那里面的糧食可都是京城百官近期下血本買到的。
他們買的糧食變成了軍糧,買糧食花的錢又進了蕭瑾的口袋,最后的贏家竟是他自己。
這一行,蕭瑾不僅帶上了馮慨之,還領了張崇明跟顧淮南。
帶張崇明的原因很簡單,蕭瑾怕他攜款逃脫,這樣的人還是放在自己眼皮子底下看著比較好。至于顧淮南,蕭瑾帶他是想看看,他是不是真的是一個謀臣。
行軍路上日夜兼程,幾日后,蕭瑾一行終于來到了臨淮關。
這一次來臨淮關,蕭瑾敏銳地感覺到這里氣氛都變了,像是繃緊的弦,隨時都會斷開一樣。
王從武早就在此地,等候多時了。
蕭瑾見著他頭一句便問:“現在情況如何了?”
王從武面色微沉:“不是很好,齊軍已經安營多日了,臣派去的探子發現他們今日全軍戒備,怕是晚上便會渡江攻城。”
作者有話說:
周三年會,年會一過我就熬出頭了,開心!
第21章 敵情
◎主動請纓前去游說◎
馮慨之的自信心已經快要溢出來了,聽了這話之后自命不凡地道:“怕什么?直接跟他們打就是了,他們敢來就得死!”
這話說完,整個軍營里頭壓根沒有什么人敢應的。
張崇明也是冷冷一笑:“那也得有命才能打,咱們這邊撐死三十萬兵力,對面可是百萬軍師,他們大軍壓境,便是拼人頭也能熬死咱們。你說的這般篤定,要不兩軍開戰之事你做先鋒?”
“我?”馮慨之脖子一縮:“我不行!”
他最怕死了。
“不行你就閉嘴,少在這丟人現眼。”張崇明仍舊冷嘲熱諷。
他還是有些記恨蕭瑾把他拉到這兒來。張崇明對此戰根本不抱任何希望,如今聽聞齊國要夜攻,想的也就是如何保住自己的小命。對上馮慨之這樣分不清情況的蠢貨,他能好好說話才怪呢。
不過蕭瑾也不會放任他在這邊長他人志氣,滅自己威風。開戰之前的士氣還是很重要的,士氣一散,人心就倒了,那這城自然也就沒得守了。

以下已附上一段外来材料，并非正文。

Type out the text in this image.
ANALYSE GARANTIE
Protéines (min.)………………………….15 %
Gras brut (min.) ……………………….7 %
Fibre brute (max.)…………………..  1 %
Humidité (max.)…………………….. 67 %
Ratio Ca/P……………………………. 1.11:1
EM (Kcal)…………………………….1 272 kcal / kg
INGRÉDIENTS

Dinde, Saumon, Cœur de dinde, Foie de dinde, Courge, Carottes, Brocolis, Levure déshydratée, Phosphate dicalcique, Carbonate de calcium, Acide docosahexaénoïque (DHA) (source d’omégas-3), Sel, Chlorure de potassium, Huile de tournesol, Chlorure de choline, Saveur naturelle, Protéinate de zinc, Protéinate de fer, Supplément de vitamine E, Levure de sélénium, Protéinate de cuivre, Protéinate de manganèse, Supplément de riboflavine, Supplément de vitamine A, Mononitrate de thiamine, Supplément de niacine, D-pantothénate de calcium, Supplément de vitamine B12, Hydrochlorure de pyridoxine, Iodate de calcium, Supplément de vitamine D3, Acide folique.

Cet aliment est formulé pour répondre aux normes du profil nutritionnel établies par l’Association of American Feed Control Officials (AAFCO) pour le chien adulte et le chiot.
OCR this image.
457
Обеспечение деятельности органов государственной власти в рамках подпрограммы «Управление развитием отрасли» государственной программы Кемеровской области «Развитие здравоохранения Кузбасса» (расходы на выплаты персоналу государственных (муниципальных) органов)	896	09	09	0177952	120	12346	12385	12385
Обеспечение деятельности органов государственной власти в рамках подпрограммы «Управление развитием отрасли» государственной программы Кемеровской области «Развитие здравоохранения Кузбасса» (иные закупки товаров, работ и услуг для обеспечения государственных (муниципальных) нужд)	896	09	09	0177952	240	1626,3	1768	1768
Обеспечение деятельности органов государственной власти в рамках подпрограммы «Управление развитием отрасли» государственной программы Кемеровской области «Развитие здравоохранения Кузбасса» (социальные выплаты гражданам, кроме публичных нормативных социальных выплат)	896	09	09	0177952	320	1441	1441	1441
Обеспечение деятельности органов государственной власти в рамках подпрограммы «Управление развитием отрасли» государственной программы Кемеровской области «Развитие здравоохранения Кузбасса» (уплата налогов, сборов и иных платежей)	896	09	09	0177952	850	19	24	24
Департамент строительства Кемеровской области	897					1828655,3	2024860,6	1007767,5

蕭瑾立馬吩咐:“諸位先下去休息吧,咱們晚些時候再議。”
他剛說完,張崇明便腳下生風,頭也不回就離開了這個是非之地。
此處正是城墻處,再往北就能看到淮水了,淮水對面便是齊軍,這種險地張崇明實在不想逗留。
他一走,馮慨之踟躕一番,也跟著他一塊兒離開了。
雖然馮慨之確實有信心能打贏這場仗,但不代表他就愿意以身犯險了。君子不立危墻,小皇帝若是愿意的話,那還是讓他一個人在那兒吧。
幾個人都拍拍屁股走了人,獨留下顧淮南。
蕭瑾問他:“悔之你怎么不走?”
顧淮南其實走不走都無所謂,他本身也不怎么怕死,所以道:“圣上還沒走,臣怎么能先走?”
蕭瑾又問:“你就不怕齊國人會突然攻進來?”
顧淮南回得一本正經:“若是真攻進來,圣上跟前必定是最安全的地方。”
蕭瑾會心一笑,這個未來男主的大謀士還挺會說話的。
不對,如今是他的謀士了。
這么一個腦袋靈光身世悲催,又是他父皇親手撿回來的小可憐,他自然要收入麾下了,可不能白白便宜的男主。
蕭瑾帶著顧淮南跟王從武并王碩王將軍一齊登上了城門。
上去后,顧淮南便發現此處的城墻仿佛有些不一樣了。他向來觀察的都細致入微,從前被派去治水的時候,淮河一帶他都去過,這城墻也常去,畢竟那上面站得高望得遠,可以更好的看到水文情況。但是這里的城墻卻與眾不同,隔了半人遠便鑿了一個大孔,看那口徑跟洞口的情況,顯然都是新開鑿出來的。
難道是有什么別的巧用?
顧淮南想到今日朝中的變化,他雖位卑,卻時常關注政事。從前馮尚書與張丞相沆瀣一氣,在朝野內外名聲并不好聽。這回開戰卻自愿捐錢,里面必有貓膩。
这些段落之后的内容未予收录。